The current portfolio yields 5.64% and consists of ten bonds of roughly equal weight by value to total an approximate $530k spend.
As a reminder, the portfolio contains a government and semi-government bond with low yields. These are not expected to be held to maturity, but instead traded if and when yields fall. Therefore, the portfolio yield is understated compared to expectations given it is unlikely this low yield to maturity will be realised on these bonds.
We have traded a lot of investment grade RMBS in the last month, particularly in the BBB rating band. The portfolio has had an A-rated note included for some time now, but as the risks from mortgage stress are receding as mortgagees adjust to the new rate environment, we are happy to go down a notch to pick up some extra yield.

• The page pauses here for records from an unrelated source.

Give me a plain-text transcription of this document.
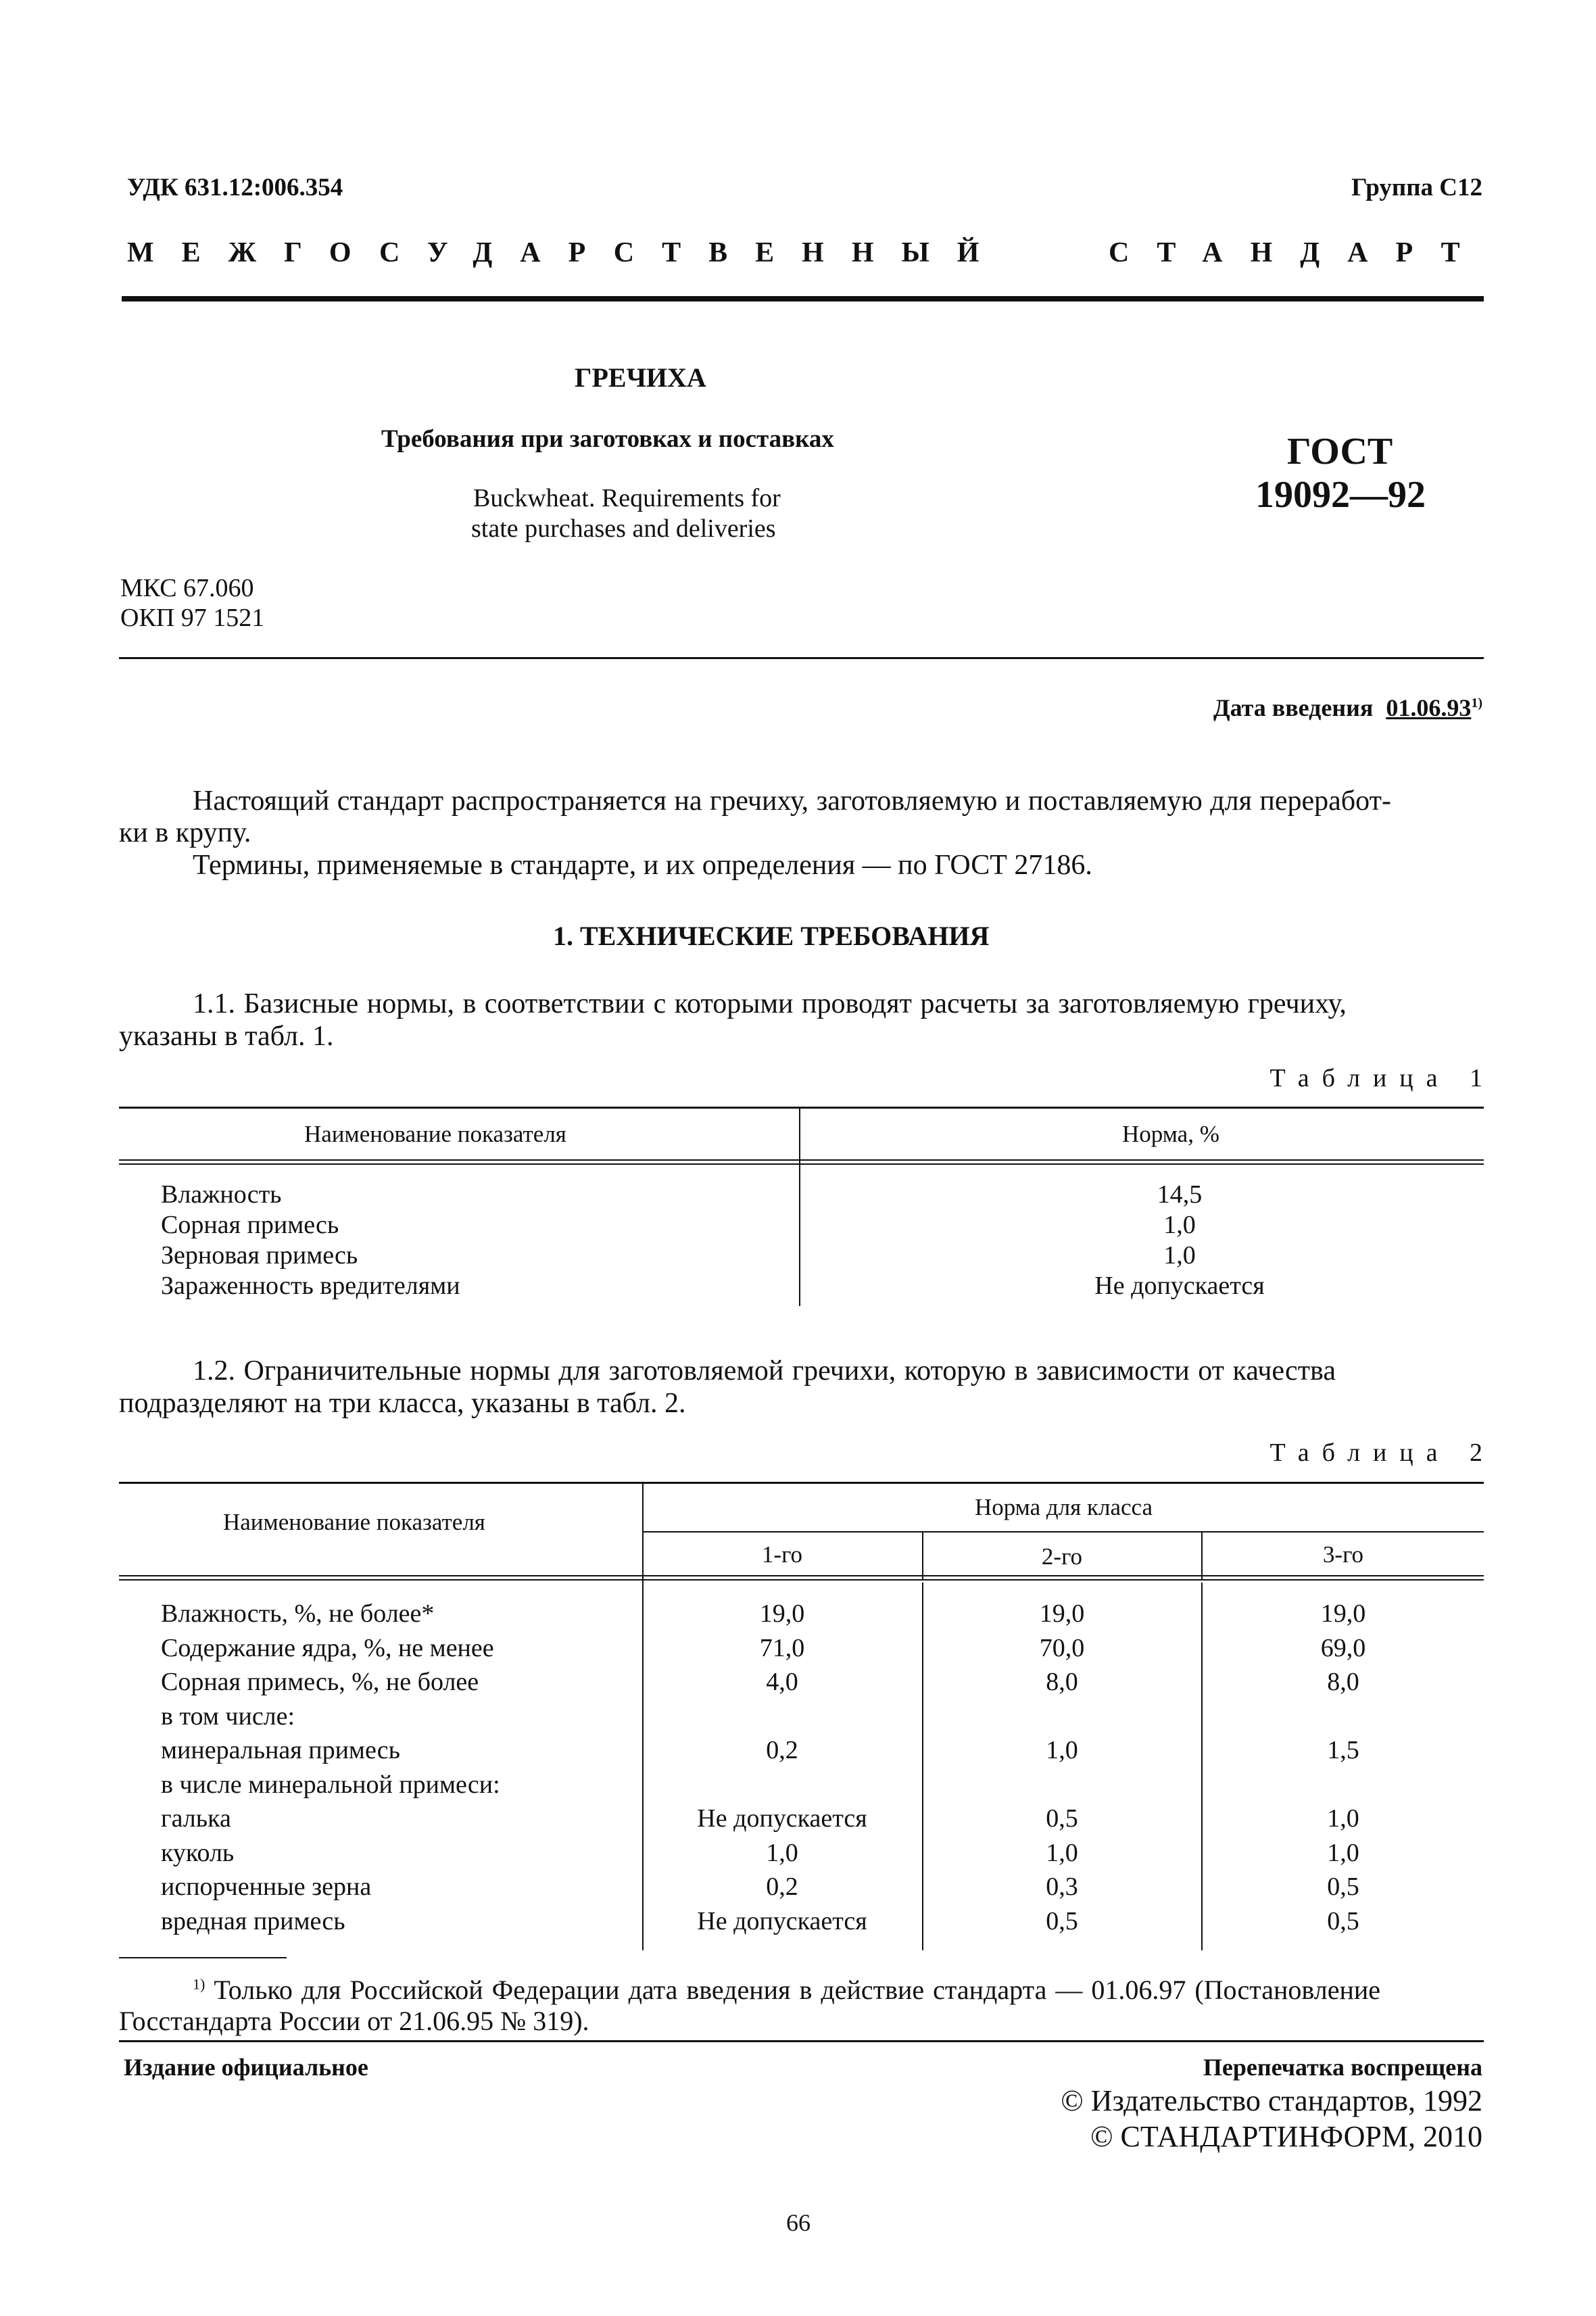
УДК 631.12:006.354	Группа С12
МЕЖГОСУДАРСТВЕННЫЙ	СТАНДАРТ
ГРЕЧИХА
Требования при заготовках и поставках
Buckwheat. Requirements for
state purchases and deliveries
ГОСТ
19092—92
МКС 67.060
ОКП 97 1521
Дата введения 01.06.93$^{1)}$
Настоящий стандарт распространяется на гречиху, заготовляемую и поставляемую для переработ-
ки в крупу.
Термины, применяемые в стандарте, и их определения — по ГОСТ 27186.
1. ТЕХНИЧЕСКИЕ ТРЕБОВАНИЯ
1.1. Базисные нормы, в соответствии с которыми проводят расчеты за заготовляемую гречиху,
указаны в табл. 1.
Таблица 1
Наименование показателя	Норма, %
Влажность	14,5
Сорная примесь	1,0
Зерновая примесь	1,0
Зараженность вредителями	Не допускается
1.2. Ограничительные нормы для заготовляемой гречихи, которую в зависимости от качества
подразделяют на три класса, указаны в табл. 2.
Таблица 2
Наименование показателя
Норма для класса
1-го	2-го	3-го
Влажность, %, не более*	19,0	19,0	19,0
Содержание ядра, %, не менее	71,0	70,0	69,0
Сорная примесь, %, не более	4,0	8,0	8,0
в том числе:
минеральная примесь	0,2	1,0	1,5
в числе минеральной примеси:
галька	Не допускается	0,5	1,0
куколь	1,0	1,0	1,0
испорченные зерна	0,2	0,3	0,5
вредная примесь	Не допускается	0,5	0,5
$^{1)}$ Только для Российской Федерации дата введения в действие стандарта — 01.06.97 (Постановление
Госстандарта России от 21.06.95 № 319).
Издание официальное	Перепечатка воспрещена
© Издательство стандартов, 1992
© СТАНДАРТИНФОРМ, 2010
66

HSBC issued a new subordinated bond – their first in AUD – during the month at an attractive yield of 6.2%. However, that didn’t last long and having rallied the yield is now more like 5.7%. We would have included it at 6.2%, but at the current yield we prefer the higher income of the WBC 7.199% 2033 at a broadly similar yield, despite the higher capital price.
This also maintains the longer duration of the portfolio, looking to pick up further capital price improvements should the yields fall.

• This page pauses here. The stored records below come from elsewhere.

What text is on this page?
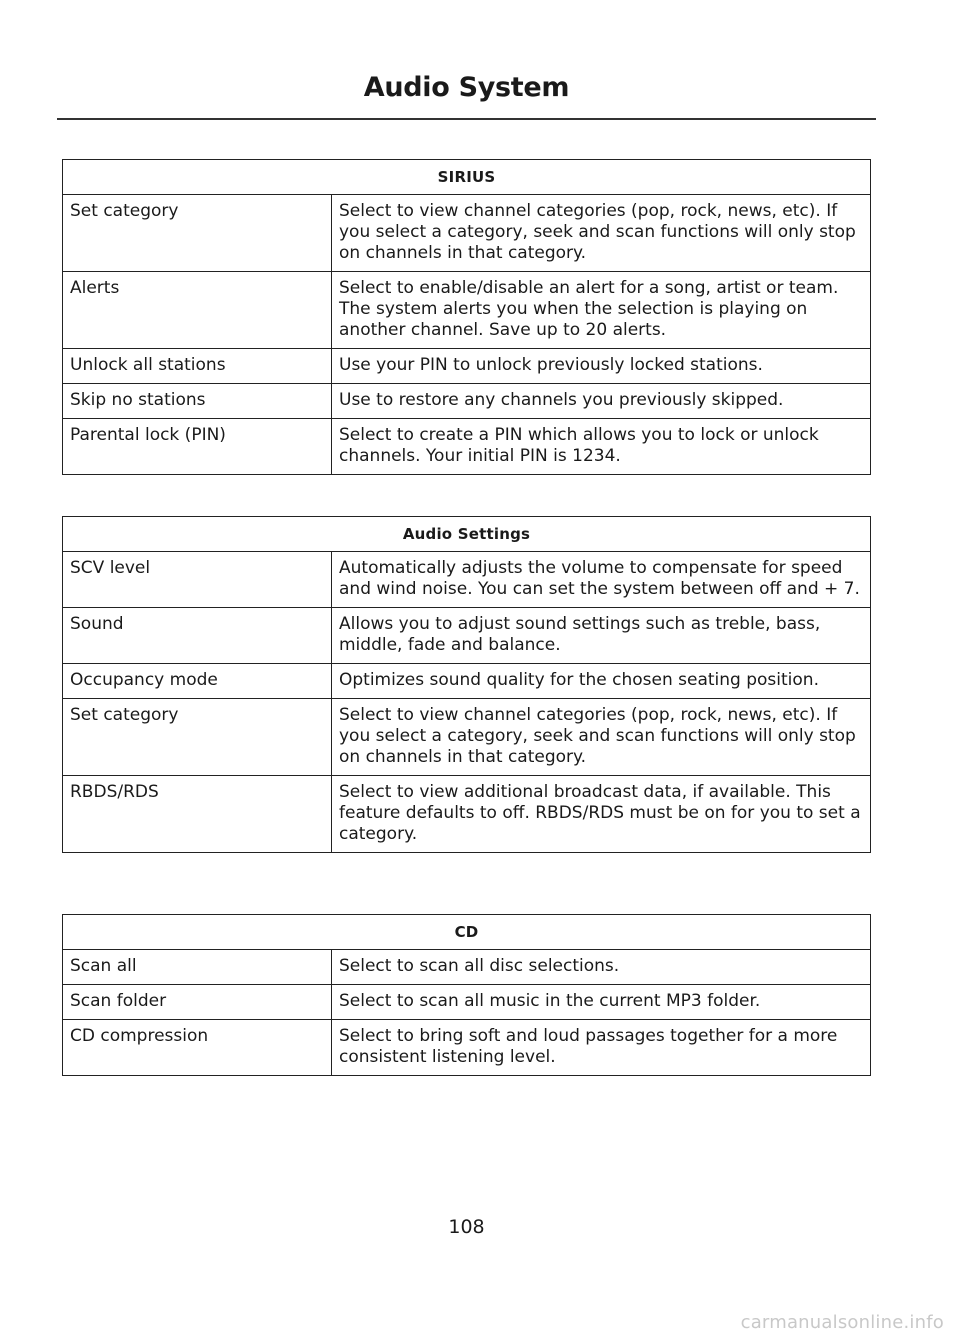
Audio System
SIRIUS	
Set category	Select to view channel categories (pop, rock, news, etc). If you select a category, seek and scan functions will only stop on channels in that category.
Alerts	Select to enable/disable an alert for a song, artist or team. The system alerts you when the selection is playing on another channel. Save up to 20 alerts.
Unlock all stations	Use your PIN to unlock previously locked stations.
Skip no stations	Use to restore any channels you previously skipped.
Parental lock (PIN)	Select to create a PIN which allows you to lock or unlock channels. Your initial PIN is 1234.
Audio Settings	
SCV level	Automatically adjusts the volume to compensate for speed and wind noise. You can set the system between off and + 7.
Sound	Allows you to adjust sound settings such as treble, bass, middle, fade and balance.
Occupancy mode	Optimizes sound quality for the chosen seating position.
Set category	Select to view channel categories (pop, rock, news, etc). If you select a category, seek and scan functions will only stop on channels in that category.
RBDS/RDS	Select to view additional broadcast data, if available. This feature defaults to off. RBDS/RDS must be on for you to set a category.
CD	
Scan all	Select to scan all disc selections.
Scan folder	Select to scan all music in the current MP3 folder.
CD compression	Select to bring soft and loud passages together for a more consistent listening level.
108
carmanualsonline.info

Liberty Financial did indeed issue their annual new bond at an attractive yield. We therefore replaced the 2028 version with the new 2029 maturity for a pickup in yield from the same credit for a one-year extension in tenor, but no corresponding duration increase as the bond is floating rate.
Balanced portfolio:
The Balanced portfolio adds higher yielding bonds to the base Conservative portfolio to achieve a higher yield, while maintaining a balance between risk and return, skewed towards preserving capital rather than chasing yield.
It aims to have between 15-20 positions, with the high yielding bonds in smaller parcel sizes (comprising 38% of the total portfolio) to reflect their riskier nature.
The current portfolio has 16 bonds, yields 6.80% and is an approximate $600k spend.
This portfolio, by virtue of the high yielding allocation, has a much shorter duration than the Conservative.
We make the same change to the investment grade RMBS as in the Conservative portfolio.
It is also time to say goodbye to one of my all-time favourite bonds, the Genworth BBSW +5.00% 2025c. It is getting close to the expected call date and the yield is reducing so we switched this out for the new Liberty bond as above for a decent pick up in yield. Again, both are floating, so no change to duration.
Pepper Money have a new 2026c subordinated bond, so we simply switched the 2025 for the 2026 for a yield pickup.
There was no new high yield RMBS issuance, so we made no changes there. Spreads are reducing in the face of relentless demand so in any case we may not have found a new bond attractive enough.
High-Yield portfolio:
The High Yield portfolio looks to generate a higher yield while still looking to have a bias towards as low risk positions as possible.
This is achieved by good diversification and attempting to identify fundamentally mispriced bonds.
The current portfolio has 14 bonds, yields 9.29% and is an approximate $420k spend, demonstrating the concept of greater diversity in higher risk positions.
We make the same change extending the Pepper Money maturity as in the Balanced portfolio above.
The Macquarie 6.125% 2027c USD bond just sneaks over 7% in yield and so we keep it in the portfolio despite it being rated investment grade after the recent upgrade. We are cautious on USD at these levels but at this yield for this quality it stays in for now.
There being no other high yield issuance the remainder of the portfolio remains the same, earning a very strong ~8.5% running yield.